Man hatte es schon geahnt, dass die Situation bei Steuler nicht rosig aussah. Erst einen Tag zuvor war eine Warnung zu einem möglichen Insolvenzverfahren durch die Presse gegangen. Dass es dann aber doch so schnell ging hat sicherlich keiner vermutet.
Wenn sich Deutschlands aktuell größter Fliesenhersteller – nach Menge – in die Hände eines Insolvenzverwalters begeben muss, ist das für die gesamte Branche keine gute Nachricht. Oder wie es ein User auf dem 1200Grad Facebook-Account ausdrückte: “Das ist echt ein schwarzer Tag für die Fliesenbranche.” Fakt ist: Irgendwas läuft schief in der Fliese, denn Steuler ist nicht der erste Hersteller, der diesen bitteren Gang gehen muss.

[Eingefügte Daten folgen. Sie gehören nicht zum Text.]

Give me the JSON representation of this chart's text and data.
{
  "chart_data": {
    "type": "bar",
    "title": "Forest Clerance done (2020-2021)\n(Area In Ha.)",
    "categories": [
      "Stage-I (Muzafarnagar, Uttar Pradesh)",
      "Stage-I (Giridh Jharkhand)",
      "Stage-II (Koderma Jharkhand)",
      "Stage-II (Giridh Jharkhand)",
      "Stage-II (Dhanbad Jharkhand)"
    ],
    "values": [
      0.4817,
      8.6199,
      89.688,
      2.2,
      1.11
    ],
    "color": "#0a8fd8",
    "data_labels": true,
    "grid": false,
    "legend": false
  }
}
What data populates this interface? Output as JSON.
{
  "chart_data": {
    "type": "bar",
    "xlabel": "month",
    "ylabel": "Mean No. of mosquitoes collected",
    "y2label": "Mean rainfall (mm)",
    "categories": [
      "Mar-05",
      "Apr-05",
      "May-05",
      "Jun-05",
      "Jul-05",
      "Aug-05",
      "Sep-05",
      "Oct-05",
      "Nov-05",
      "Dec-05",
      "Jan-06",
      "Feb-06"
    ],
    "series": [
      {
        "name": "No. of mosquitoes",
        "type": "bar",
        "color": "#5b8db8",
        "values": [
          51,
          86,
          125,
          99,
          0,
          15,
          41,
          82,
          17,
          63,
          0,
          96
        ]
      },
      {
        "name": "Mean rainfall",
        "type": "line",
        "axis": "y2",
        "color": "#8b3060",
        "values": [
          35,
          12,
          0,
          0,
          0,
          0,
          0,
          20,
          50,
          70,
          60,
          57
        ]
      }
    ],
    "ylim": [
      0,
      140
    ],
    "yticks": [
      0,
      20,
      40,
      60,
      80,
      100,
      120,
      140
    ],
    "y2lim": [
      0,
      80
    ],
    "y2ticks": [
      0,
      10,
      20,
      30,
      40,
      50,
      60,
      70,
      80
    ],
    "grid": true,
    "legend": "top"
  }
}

Sicher, die Lage in der Baubranche ist dramatisch. Langjährige Wegbegleiter der Fliese geben zu bedenken, dass sie eine solche Situation wie derzeit noch nie erlebt hätten. Aber andere Firmen in der Baubranche haben mit ähnlichen Sorgen zu kämpfen, nur wenige Firmen jonglieren allerdings aktuell so nah am Abgrund wie die Keramikhersteller, von denen viele in der Vergangenheit jedoch versäumt haben, in neue Technologien zu investieren. Auch den schwarzen Peter auf die Politik zu schieben ist zu kurz gegriffen.

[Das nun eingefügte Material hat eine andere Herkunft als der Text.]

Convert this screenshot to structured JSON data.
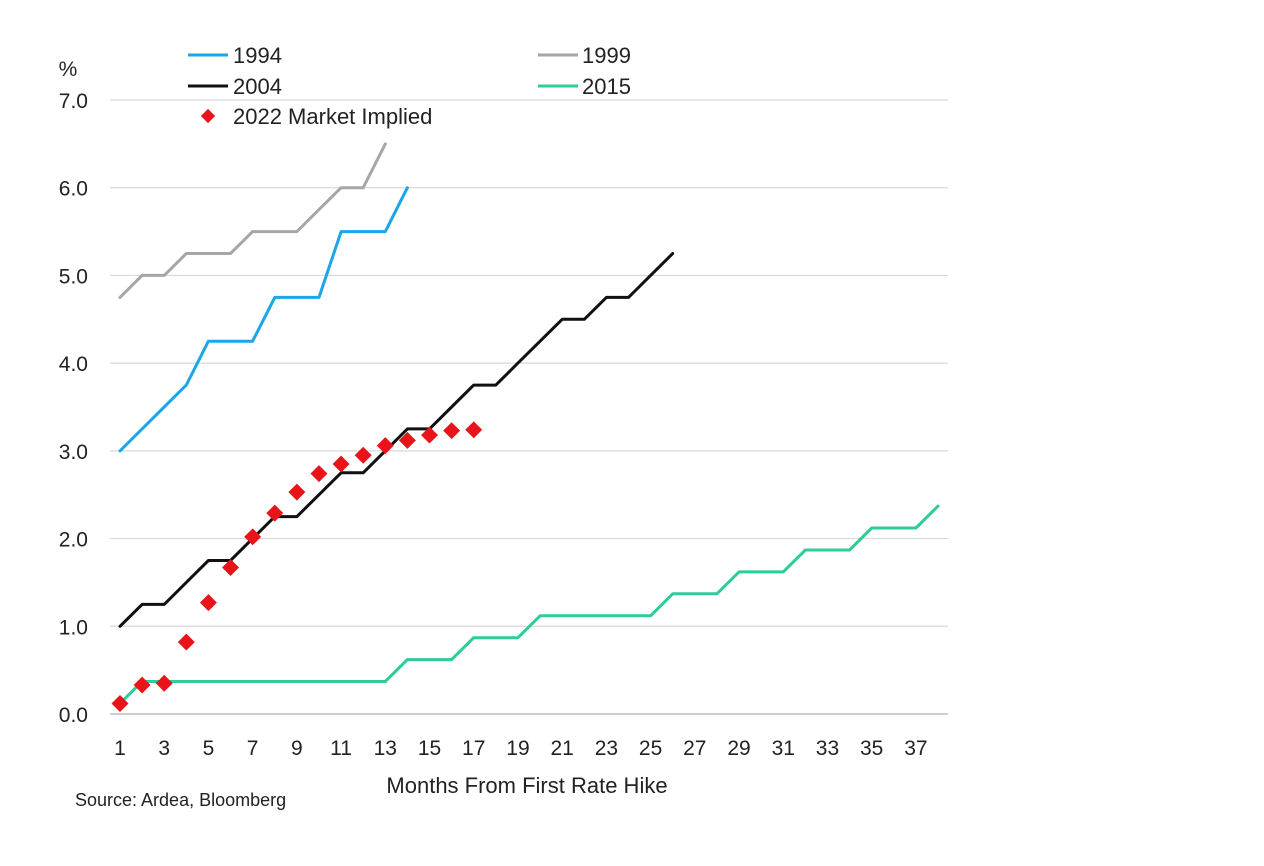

Jetzt werden viele zudem das Argument bringen, dass die Energie intensive Fliesenbranche eben besonders stark mit den explodierenen Gas- und Stromkosten zu kämpfen hat. Aber das ist eigentlich nur die halbe Wahrheit. In Wirklichkeit hat die Fliesenbranche sich durch ihre selbst zerstörerischen Preiskämpfe in den letzten Jahren selbst ihr Grab geschaufelt. Das Produkt Fliesen – Design orientiert, wertbeständig, nachhaltig, langlebig etc. – wird fast immer unter Wert verkauft. Im wahrsten Sinne des Wortes ein ruinöser Wettbewerb! Man vergleiche nur mal die Preise, die die Vinylbranche für ihre Plastikböden erzielen kann.
Es ist also an der Zeit, dass sich ALLE in der Fliesenbranche mal an die eigene Nase fassen, ob sie nicht auch ein Stück dazu beigetragen haben, dass die Situation so ist wie sie gerade ist.

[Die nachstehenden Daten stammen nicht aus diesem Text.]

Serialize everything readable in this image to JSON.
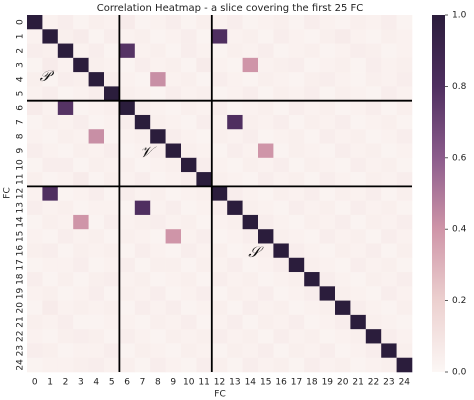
{
  "chart_data": {
    "type": "heatmap",
    "title": "Correlation Heatmap - a slice covering the first 25 FC",
    "x_label": "FC",
    "y_label": "FC",
    "x_categories": [
      "0",
      "1",
      "2",
      "3",
      "4",
      "5",
      "6",
      "7",
      "8",
      "9",
      "10",
      "11",
      "12",
      "13",
      "14",
      "15",
      "16",
      "17",
      "18",
      "19",
      "20",
      "21",
      "22",
      "23",
      "24"
    ],
    "y_categories": [
      "0",
      "1",
      "2",
      "3",
      "4",
      "5",
      "6",
      "7",
      "8",
      "9",
      "10",
      "11",
      "12",
      "13",
      "14",
      "15",
      "16",
      "17",
      "18",
      "19",
      "20",
      "21",
      "22",
      "23",
      "24"
    ],
    "values": [
      [
        1,
        0.03,
        0.05,
        0.02,
        0.04,
        0.03,
        0.06,
        0.02,
        0.03,
        0.05,
        0.02,
        0.04,
        0.03,
        0.05,
        0.02,
        0.03,
        0.04,
        0.02,
        0.05,
        0.03,
        0.02,
        0.04,
        0.03,
        0.05,
        0.02
      ],
      [
        0.03,
        1,
        0.04,
        0.06,
        0.02,
        0.05,
        0.03,
        0.04,
        0.02,
        0.03,
        0.05,
        0.02,
        0.8,
        0.03,
        0.04,
        0.02,
        0.05,
        0.03,
        0.02,
        0.04,
        0.06,
        0.03,
        0.02,
        0.04,
        0.03
      ],
      [
        0.05,
        0.04,
        1,
        0.03,
        0.05,
        0.02,
        0.78,
        0.03,
        0.04,
        0.02,
        0.05,
        0.03,
        0.02,
        0.04,
        0.03,
        0.05,
        0.02,
        0.03,
        0.04,
        0.02,
        0.03,
        0.05,
        0.04,
        0.02,
        0.03
      ],
      [
        0.02,
        0.06,
        0.03,
        1,
        0.04,
        0.03,
        0.02,
        0.05,
        0.03,
        0.04,
        0.02,
        0.06,
        0.03,
        0.02,
        0.4,
        0.03,
        0.04,
        0.05,
        0.02,
        0.03,
        0.04,
        0.02,
        0.05,
        0.03,
        0.04
      ],
      [
        0.04,
        0.02,
        0.05,
        0.04,
        1,
        0.05,
        0.03,
        0.02,
        0.42,
        0.03,
        0.04,
        0.02,
        0.05,
        0.03,
        0.02,
        0.04,
        0.03,
        0.02,
        0.04,
        0.05,
        0.03,
        0.02,
        0.04,
        0.03,
        0.05
      ],
      [
        0.03,
        0.05,
        0.02,
        0.03,
        0.05,
        1,
        0.04,
        0.03,
        0.02,
        0.05,
        0.03,
        0.04,
        0.02,
        0.03,
        0.05,
        0.02,
        0.04,
        0.03,
        0.05,
        0.02,
        0.04,
        0.03,
        0.02,
        0.05,
        0.03
      ],
      [
        0.06,
        0.03,
        0.78,
        0.02,
        0.03,
        0.04,
        1,
        0.05,
        0.03,
        0.02,
        0.04,
        0.03,
        0.05,
        0.02,
        0.03,
        0.04,
        0.02,
        0.05,
        0.03,
        0.04,
        0.02,
        0.03,
        0.05,
        0.02,
        0.04
      ],
      [
        0.02,
        0.04,
        0.03,
        0.05,
        0.02,
        0.03,
        0.05,
        1,
        0.04,
        0.03,
        0.02,
        0.05,
        0.03,
        0.8,
        0.04,
        0.03,
        0.05,
        0.02,
        0.04,
        0.03,
        0.05,
        0.02,
        0.03,
        0.04,
        0.02
      ],
      [
        0.03,
        0.02,
        0.04,
        0.03,
        0.42,
        0.02,
        0.03,
        0.04,
        1,
        0.05,
        0.03,
        0.02,
        0.04,
        0.03,
        0.05,
        0.02,
        0.03,
        0.04,
        0.02,
        0.05,
        0.03,
        0.04,
        0.02,
        0.03,
        0.05
      ],
      [
        0.05,
        0.03,
        0.02,
        0.04,
        0.03,
        0.05,
        0.02,
        0.03,
        0.05,
        1,
        0.04,
        0.03,
        0.02,
        0.05,
        0.03,
        0.4,
        0.02,
        0.04,
        0.03,
        0.02,
        0.05,
        0.03,
        0.04,
        0.02,
        0.03
      ],
      [
        0.02,
        0.05,
        0.05,
        0.02,
        0.04,
        0.03,
        0.04,
        0.02,
        0.03,
        0.04,
        1,
        0.05,
        0.03,
        0.02,
        0.04,
        0.03,
        0.05,
        0.02,
        0.04,
        0.03,
        0.02,
        0.05,
        0.03,
        0.04,
        0.02
      ],
      [
        0.04,
        0.02,
        0.03,
        0.06,
        0.02,
        0.04,
        0.03,
        0.05,
        0.02,
        0.03,
        0.05,
        1,
        0.04,
        0.03,
        0.02,
        0.05,
        0.03,
        0.04,
        0.02,
        0.05,
        0.03,
        0.02,
        0.04,
        0.03,
        0.05
      ],
      [
        0.03,
        0.8,
        0.02,
        0.03,
        0.05,
        0.02,
        0.05,
        0.03,
        0.04,
        0.02,
        0.03,
        0.04,
        1,
        0.05,
        0.03,
        0.02,
        0.04,
        0.03,
        0.05,
        0.02,
        0.04,
        0.03,
        0.05,
        0.02,
        0.04
      ],
      [
        0.05,
        0.03,
        0.04,
        0.02,
        0.03,
        0.03,
        0.02,
        0.8,
        0.03,
        0.05,
        0.02,
        0.03,
        0.05,
        1,
        0.04,
        0.03,
        0.02,
        0.05,
        0.03,
        0.04,
        0.02,
        0.05,
        0.03,
        0.04,
        0.02
      ],
      [
        0.02,
        0.04,
        0.03,
        0.4,
        0.02,
        0.05,
        0.03,
        0.04,
        0.05,
        0.03,
        0.04,
        0.02,
        0.03,
        0.04,
        1,
        0.05,
        0.03,
        0.02,
        0.04,
        0.03,
        0.05,
        0.02,
        0.04,
        0.03,
        0.05
      ],
      [
        0.03,
        0.02,
        0.05,
        0.03,
        0.04,
        0.02,
        0.04,
        0.03,
        0.02,
        0.4,
        0.03,
        0.05,
        0.02,
        0.03,
        0.05,
        1,
        0.04,
        0.03,
        0.02,
        0.05,
        0.03,
        0.04,
        0.02,
        0.05,
        0.03
      ],
      [
        0.04,
        0.05,
        0.02,
        0.04,
        0.03,
        0.04,
        0.02,
        0.05,
        0.03,
        0.02,
        0.05,
        0.03,
        0.04,
        0.02,
        0.03,
        0.04,
        1,
        0.05,
        0.03,
        0.02,
        0.04,
        0.03,
        0.05,
        0.02,
        0.04
      ],
      [
        0.02,
        0.03,
        0.03,
        0.05,
        0.02,
        0.03,
        0.05,
        0.02,
        0.04,
        0.04,
        0.02,
        0.04,
        0.03,
        0.05,
        0.02,
        0.03,
        0.05,
        1,
        0.04,
        0.03,
        0.02,
        0.05,
        0.03,
        0.04,
        0.02
      ],
      [
        0.05,
        0.02,
        0.04,
        0.02,
        0.04,
        0.05,
        0.03,
        0.04,
        0.02,
        0.03,
        0.04,
        0.02,
        0.05,
        0.03,
        0.04,
        0.02,
        0.03,
        0.04,
        1,
        0.05,
        0.03,
        0.02,
        0.04,
        0.03,
        0.05
      ],
      [
        0.03,
        0.04,
        0.02,
        0.03,
        0.05,
        0.02,
        0.04,
        0.03,
        0.05,
        0.02,
        0.03,
        0.05,
        0.02,
        0.04,
        0.03,
        0.05,
        0.02,
        0.03,
        0.05,
        1,
        0.04,
        0.03,
        0.02,
        0.05,
        0.03
      ],
      [
        0.02,
        0.06,
        0.03,
        0.04,
        0.03,
        0.04,
        0.02,
        0.05,
        0.03,
        0.05,
        0.02,
        0.03,
        0.04,
        0.02,
        0.05,
        0.03,
        0.04,
        0.02,
        0.03,
        0.04,
        1,
        0.05,
        0.03,
        0.02,
        0.04
      ],
      [
        0.04,
        0.03,
        0.05,
        0.02,
        0.02,
        0.03,
        0.03,
        0.02,
        0.04,
        0.03,
        0.05,
        0.02,
        0.03,
        0.05,
        0.02,
        0.04,
        0.03,
        0.05,
        0.02,
        0.03,
        0.05,
        1,
        0.04,
        0.03,
        0.02
      ],
      [
        0.03,
        0.02,
        0.04,
        0.05,
        0.04,
        0.02,
        0.05,
        0.03,
        0.02,
        0.04,
        0.03,
        0.04,
        0.05,
        0.03,
        0.04,
        0.02,
        0.05,
        0.03,
        0.04,
        0.02,
        0.03,
        0.04,
        1,
        0.05,
        0.03
      ],
      [
        0.05,
        0.04,
        0.02,
        0.03,
        0.03,
        0.05,
        0.02,
        0.04,
        0.03,
        0.02,
        0.04,
        0.03,
        0.02,
        0.04,
        0.03,
        0.05,
        0.02,
        0.04,
        0.03,
        0.05,
        0.02,
        0.03,
        0.05,
        1,
        0.04
      ],
      [
        0.02,
        0.03,
        0.03,
        0.04,
        0.05,
        0.03,
        0.04,
        0.02,
        0.05,
        0.03,
        0.02,
        0.05,
        0.04,
        0.02,
        0.05,
        0.03,
        0.04,
        0.02,
        0.05,
        0.03,
        0.04,
        0.02,
        0.03,
        0.04,
        1
      ]
    ],
    "clim": [
      0,
      1
    ],
    "colorbar_ticks": [
      {
        "value": 0,
        "label": "0.0"
      },
      0.2,
      0.4,
      0.6,
      0.8,
      {
        "value": 1,
        "label": "1.0"
      }
    ],
    "colorscale": [
      "#fcf7f5",
      "#ecd0cf",
      "#cf95a8",
      "#8c5c8c",
      "#4f2f60",
      "#2b1d3c"
    ],
    "dividers": [
      6,
      12
    ],
    "annotations": [
      "𝒫",
      "𝒱",
      "𝒮"
    ]
  }
}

Zudem muss man betonen, dass der Horrorbegriff “Insolvenzverfahren” nicht gleichzusetzen ist mit “Pleite”, denn fast alle Firmen, über die wir in den vergangenen Wochen diesbezüglich berichtet haben, durchlaufen den Prozess eines vorläufigen Insolvenzverfahren und sehen gute Chancen sich wieder auf neue Füße zu stellen.
Bis dahin sollte man den betroffenen Unternehmen die Stange halten, weiter Ware kaufen, nicht in der Not wieder das Feilschen beginnen und einfach mal ein guter Geschäftspartner sein. Wünschen wir den betroffenen Unternehmen für ihre nächsten Schritte alles Gute!